6 thoughts on “Saving Aesha, Saving Afghanistan

  1. I remember when I saw her for the first time at TIME magazine. It was a really shocking picture. I know that women in Arab countries are suppressed, but seeing the real picture gave me a clear image of the seriousness of the problem. As you mentioned, words alone cannot help her. But I do not know any other means to approach to her, even though I wish I had. What I can do so far is to see the reality.

  2. The video of Aesha was so shocking and I found that many women in Afghanistan suffer from the same circumstance that she was in. Aesha has a beautiful and strong spirit to overcome her sorrow, but there are many woman who experience the same suffering and cannot escape from the situation. For these women, what Aesha said can be a great help.

  3. This video was very touching and I thought this sends a strong message to younger age females. The adoptive mother of Aesha mentioned that “Aesha is a fighter.” When I look back at the woman discrimination in the world and see women treated as if they don’t have any right to speak or do anything, it hurts and makes me angry. I have studied about Afghanistan once, and I learned that most children, especially girls, are not able to go to school and learn because they need to stay home and help their parents. Also, the parents in Afghanistan encourage their girls to get married at a very young age so that the parents themselves can receive money from the husband’s family. The whole idea is so unreal and absurd for our commonsense. However, the acknowledgment of what Aesha went through will be a great change to the world. Aesha has physically lost parts of herself because of the abuse from her husband and also mentally lost confidence. But it is so astonishing that she is trying to be the spokeswoman in order to tell the world about justice. I hope for her future a great deal and hope she will contribute to many people who are suffering from the same matter.

  4. I had the chance to read the TIME magazine article with Aesha on the cover when it was first published and I was shocked. The cover picture itself had a great impact but what she has gone through with the Taliban regime was so brutal and heartbreaking. The documentary video of CNN about Aesha leading a new life in America brought tears to my eyes. How she said she wants to become a police officer and bring justice to the society was touching, considering the situation she was in. I cannot but hope for the best for her, but one thing I am concerned with is the other girls still left behind in Afghanistan. Because of the TIME magazine, she was privileged to attract people’s attention and get all the aid and support, but those voices of women and girls who are still left behind in Afghanistan are silenced into nowhere.

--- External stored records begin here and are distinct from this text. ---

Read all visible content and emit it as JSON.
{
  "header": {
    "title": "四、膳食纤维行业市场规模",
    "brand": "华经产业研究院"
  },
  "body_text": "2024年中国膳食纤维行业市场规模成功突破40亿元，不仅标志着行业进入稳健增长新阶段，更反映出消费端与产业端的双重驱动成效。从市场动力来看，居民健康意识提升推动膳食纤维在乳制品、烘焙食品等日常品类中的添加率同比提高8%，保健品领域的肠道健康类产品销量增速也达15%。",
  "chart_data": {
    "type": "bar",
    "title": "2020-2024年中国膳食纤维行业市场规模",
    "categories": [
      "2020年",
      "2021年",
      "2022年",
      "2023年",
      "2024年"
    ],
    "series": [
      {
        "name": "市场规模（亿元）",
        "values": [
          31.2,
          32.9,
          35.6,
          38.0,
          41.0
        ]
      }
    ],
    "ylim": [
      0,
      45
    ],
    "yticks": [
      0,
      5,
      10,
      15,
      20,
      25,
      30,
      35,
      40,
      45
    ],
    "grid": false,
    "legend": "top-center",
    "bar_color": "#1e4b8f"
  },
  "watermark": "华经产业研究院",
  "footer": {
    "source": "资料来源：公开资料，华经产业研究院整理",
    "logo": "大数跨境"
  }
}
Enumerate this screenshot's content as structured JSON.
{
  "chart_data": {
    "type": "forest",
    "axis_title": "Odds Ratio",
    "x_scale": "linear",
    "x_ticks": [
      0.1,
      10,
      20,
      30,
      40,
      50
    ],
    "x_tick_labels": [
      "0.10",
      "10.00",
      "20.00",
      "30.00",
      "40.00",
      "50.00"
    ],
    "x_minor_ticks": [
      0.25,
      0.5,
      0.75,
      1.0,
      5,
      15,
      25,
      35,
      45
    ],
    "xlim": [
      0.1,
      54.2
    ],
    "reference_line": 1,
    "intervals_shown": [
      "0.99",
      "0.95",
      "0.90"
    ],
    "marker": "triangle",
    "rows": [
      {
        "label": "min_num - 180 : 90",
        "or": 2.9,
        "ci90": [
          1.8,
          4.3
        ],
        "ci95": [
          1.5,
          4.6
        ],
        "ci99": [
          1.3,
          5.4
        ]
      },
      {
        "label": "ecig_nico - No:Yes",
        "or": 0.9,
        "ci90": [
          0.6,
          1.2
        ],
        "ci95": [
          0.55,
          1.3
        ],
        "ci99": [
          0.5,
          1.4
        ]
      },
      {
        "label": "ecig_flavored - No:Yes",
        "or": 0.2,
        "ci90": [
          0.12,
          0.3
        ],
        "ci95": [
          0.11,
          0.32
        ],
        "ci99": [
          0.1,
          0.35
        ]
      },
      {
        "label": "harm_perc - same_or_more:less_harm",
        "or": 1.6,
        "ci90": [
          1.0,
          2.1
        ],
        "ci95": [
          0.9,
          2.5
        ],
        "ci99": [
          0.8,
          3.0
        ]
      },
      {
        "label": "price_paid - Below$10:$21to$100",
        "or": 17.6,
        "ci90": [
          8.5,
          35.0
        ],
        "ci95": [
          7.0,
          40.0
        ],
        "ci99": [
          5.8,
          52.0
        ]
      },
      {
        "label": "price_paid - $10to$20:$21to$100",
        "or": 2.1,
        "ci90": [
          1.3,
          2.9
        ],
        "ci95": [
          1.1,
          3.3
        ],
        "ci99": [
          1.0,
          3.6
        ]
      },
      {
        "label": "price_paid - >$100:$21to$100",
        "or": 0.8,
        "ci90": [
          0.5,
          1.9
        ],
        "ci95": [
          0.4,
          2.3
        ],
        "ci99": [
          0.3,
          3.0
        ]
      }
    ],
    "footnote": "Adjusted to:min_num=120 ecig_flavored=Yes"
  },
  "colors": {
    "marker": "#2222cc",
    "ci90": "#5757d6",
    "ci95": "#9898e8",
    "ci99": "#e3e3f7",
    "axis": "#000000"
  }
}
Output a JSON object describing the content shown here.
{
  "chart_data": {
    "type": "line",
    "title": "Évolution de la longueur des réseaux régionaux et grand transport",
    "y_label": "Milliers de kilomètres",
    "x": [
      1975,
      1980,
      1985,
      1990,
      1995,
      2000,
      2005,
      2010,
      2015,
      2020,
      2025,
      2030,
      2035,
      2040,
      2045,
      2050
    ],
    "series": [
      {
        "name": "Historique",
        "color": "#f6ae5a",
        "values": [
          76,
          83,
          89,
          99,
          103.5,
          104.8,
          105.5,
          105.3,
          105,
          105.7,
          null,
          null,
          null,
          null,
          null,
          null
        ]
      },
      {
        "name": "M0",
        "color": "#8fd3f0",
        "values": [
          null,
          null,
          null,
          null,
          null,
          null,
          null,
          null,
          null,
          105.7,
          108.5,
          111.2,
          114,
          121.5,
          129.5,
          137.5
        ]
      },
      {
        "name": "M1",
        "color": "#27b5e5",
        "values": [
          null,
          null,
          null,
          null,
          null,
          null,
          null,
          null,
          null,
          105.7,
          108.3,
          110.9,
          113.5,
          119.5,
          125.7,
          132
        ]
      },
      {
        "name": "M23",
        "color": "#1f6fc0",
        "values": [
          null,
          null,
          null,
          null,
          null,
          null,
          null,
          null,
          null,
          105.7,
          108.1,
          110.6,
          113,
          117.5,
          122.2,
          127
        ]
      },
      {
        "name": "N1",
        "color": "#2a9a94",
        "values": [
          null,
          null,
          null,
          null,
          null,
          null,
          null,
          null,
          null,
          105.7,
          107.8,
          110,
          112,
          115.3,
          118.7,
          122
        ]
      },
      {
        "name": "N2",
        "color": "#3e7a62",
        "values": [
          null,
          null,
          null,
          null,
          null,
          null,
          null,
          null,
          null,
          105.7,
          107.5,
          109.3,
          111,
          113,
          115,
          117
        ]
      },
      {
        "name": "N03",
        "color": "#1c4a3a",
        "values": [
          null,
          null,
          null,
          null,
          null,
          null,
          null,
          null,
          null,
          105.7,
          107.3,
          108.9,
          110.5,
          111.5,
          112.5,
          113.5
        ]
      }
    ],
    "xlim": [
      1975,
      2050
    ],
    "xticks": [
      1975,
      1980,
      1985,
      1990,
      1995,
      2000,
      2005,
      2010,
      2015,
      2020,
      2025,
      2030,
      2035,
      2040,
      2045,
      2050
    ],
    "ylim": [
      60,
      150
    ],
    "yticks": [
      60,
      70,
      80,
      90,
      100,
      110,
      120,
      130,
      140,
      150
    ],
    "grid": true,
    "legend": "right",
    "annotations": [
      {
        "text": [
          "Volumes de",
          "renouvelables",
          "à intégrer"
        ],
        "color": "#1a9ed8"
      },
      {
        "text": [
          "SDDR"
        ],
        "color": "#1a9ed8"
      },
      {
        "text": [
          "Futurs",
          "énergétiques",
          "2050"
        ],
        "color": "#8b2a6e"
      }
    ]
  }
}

I hope the financial aid will help them become independent and not slip into the politicians’ pockets.

  5. I did not know that the Japanese government decided to offer a large amount of money as ODA for Afghanistan. I believe that it is morally right to do so and that the government did a good job, but at the same time, I feel that the government should do a better job about domestic politics. There are many problems in Japan such as 3.11 incidents, economic recession and social welfare, but everything is unresolved and there is no leadership in the Japanese government. Therefore, before deciding to offer a large amount of money to Afghanistan, they need to think more about domestic politics and improve the current situation in domestic affairs.

  6. I have seen her picture on the cover of Time Magazine and have heard of the life she had to go through before. Even though I know the facts of what she went through, I cannot start to imagine what she must have felt through all her experiences. I cannot but feel awe for how strong she is to have overcome this experience and now be able to lead every day with a smile. I think her story is well known in the U.S. since being on the cover of Time and had a big impact on the view of discrimination still going on in other parts of the world. I didn’t exactly view Japan as having strong relations with Afghanistan, so I was surprised that Japan was the one that lent a hand. I know nothing can happen in a short time and it takes time and energy. I hope that this aid will help change something, even if it is a little change.